Illinois

Thoughts on the president’s home state:

Illinois politicians, including the present President of the United States, have wrecked one of the country’s potentially most prosperous and dynamic states, condemned millions of poor children to substandard education, failed to maintain vital infrastructure, choked business development and growth through unsustainable tax and regulatory policies — and still failed to appease the demands of the public sector unions and fee-seeking Wall Street crony capitalists who make billions off the state’s distress.
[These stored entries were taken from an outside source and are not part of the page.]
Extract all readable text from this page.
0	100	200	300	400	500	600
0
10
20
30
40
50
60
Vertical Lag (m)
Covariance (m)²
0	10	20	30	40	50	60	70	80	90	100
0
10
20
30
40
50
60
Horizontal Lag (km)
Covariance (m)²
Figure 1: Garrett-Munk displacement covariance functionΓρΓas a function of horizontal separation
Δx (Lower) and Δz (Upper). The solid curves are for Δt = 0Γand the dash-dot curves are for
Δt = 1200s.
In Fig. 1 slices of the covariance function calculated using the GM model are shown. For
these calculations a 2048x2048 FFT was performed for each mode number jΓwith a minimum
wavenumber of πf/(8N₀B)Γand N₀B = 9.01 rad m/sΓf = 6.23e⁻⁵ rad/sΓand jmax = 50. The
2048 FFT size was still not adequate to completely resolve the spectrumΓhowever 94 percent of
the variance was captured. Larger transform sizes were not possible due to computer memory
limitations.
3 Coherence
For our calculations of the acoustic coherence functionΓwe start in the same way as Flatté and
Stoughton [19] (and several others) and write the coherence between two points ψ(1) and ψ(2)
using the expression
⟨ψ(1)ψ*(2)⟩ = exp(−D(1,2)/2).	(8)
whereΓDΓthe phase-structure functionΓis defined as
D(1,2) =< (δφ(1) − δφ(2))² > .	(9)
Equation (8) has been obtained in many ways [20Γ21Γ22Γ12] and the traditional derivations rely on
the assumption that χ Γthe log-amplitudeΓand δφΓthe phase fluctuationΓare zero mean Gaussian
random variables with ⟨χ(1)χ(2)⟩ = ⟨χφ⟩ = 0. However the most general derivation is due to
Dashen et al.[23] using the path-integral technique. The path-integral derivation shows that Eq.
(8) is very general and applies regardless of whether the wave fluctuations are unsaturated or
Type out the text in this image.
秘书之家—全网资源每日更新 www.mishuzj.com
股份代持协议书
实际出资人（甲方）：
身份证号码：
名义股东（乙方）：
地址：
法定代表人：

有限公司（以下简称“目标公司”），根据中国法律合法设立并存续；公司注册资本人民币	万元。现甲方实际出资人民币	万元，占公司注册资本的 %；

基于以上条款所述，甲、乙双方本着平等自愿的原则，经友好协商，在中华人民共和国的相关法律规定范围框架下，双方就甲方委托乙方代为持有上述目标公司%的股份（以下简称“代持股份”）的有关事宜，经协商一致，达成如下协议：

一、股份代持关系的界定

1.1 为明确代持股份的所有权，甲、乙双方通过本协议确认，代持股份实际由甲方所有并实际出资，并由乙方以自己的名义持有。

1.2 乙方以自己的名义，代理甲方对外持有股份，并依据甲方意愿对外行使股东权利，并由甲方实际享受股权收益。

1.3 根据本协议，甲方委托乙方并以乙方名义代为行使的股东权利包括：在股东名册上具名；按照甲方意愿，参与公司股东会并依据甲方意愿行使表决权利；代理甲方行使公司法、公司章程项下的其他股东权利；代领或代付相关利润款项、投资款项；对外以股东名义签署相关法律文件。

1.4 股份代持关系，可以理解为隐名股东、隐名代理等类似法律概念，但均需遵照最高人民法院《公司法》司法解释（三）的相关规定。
But other than that, it’s great. And California’s pretty much in the same boat.

11 thoughts on “Illinois”

  1. Let’s be clear – Illinois politicians (like Barack Obama) were elected by Illinois voters. Sure, the game was rigged, but it wasn’t THAT rigged. If there wasn’t a modicum of support for these disastrous policies, they’d never have gotten into office.

    1. Well, actually, it’s mostly Chicago voters (both living and dead). The rest of the state just has to suffer (as does California with the politics being dominated by the coast).

      1. I lived in Chicago for a few years for school. It’s Chicago, not Illinois, that’s the problem. The rest of the state is victimized by the corruption from the north.

    1. If that were Constitutionally possible, Northern and/or Central California would seem to ripe for that sort of thing. As does Florida – the north end of the State is essentially “Southern Georgia/Alabama”, while the Miami area is very Northeasty.

      1. West Virginia was carved out of Virginia so it has been done at least once.

        For the record, much of the Florida panhandle is known as LA – Lower Alabama.

      2. I’m not sure a North/South split in California makes much sense–I expect the rest of the state would be happy if the Bay Area and the LA area could be split off into their own city-states.

  2. People keep proposing that California should be spilt in 2, occasionally 3, pieces. I propose the Grand Scism: Split up so that individual counties, excepting a few tiny ones, become their own states. Sounds like Illinois could benefit from something similar. Do it nation wide and the concentrated urban centers will never again control the fate of the Senate.

    1. Probably like the Missouri Compromise, we’d have to keep the new states pretty much party-neutral–if a state has roughly 50/50 D/R representation in the senate it could be split into two states, one reliably D, the other reliably R. If, like CA, it is 100% D in the senate, it could be split into three states–2 D and 1 R. So CA could be split into Bay Area, LA Basin, and the rest.

      Splitting CA into counties gives an overwhelming senate advantage to the Rs.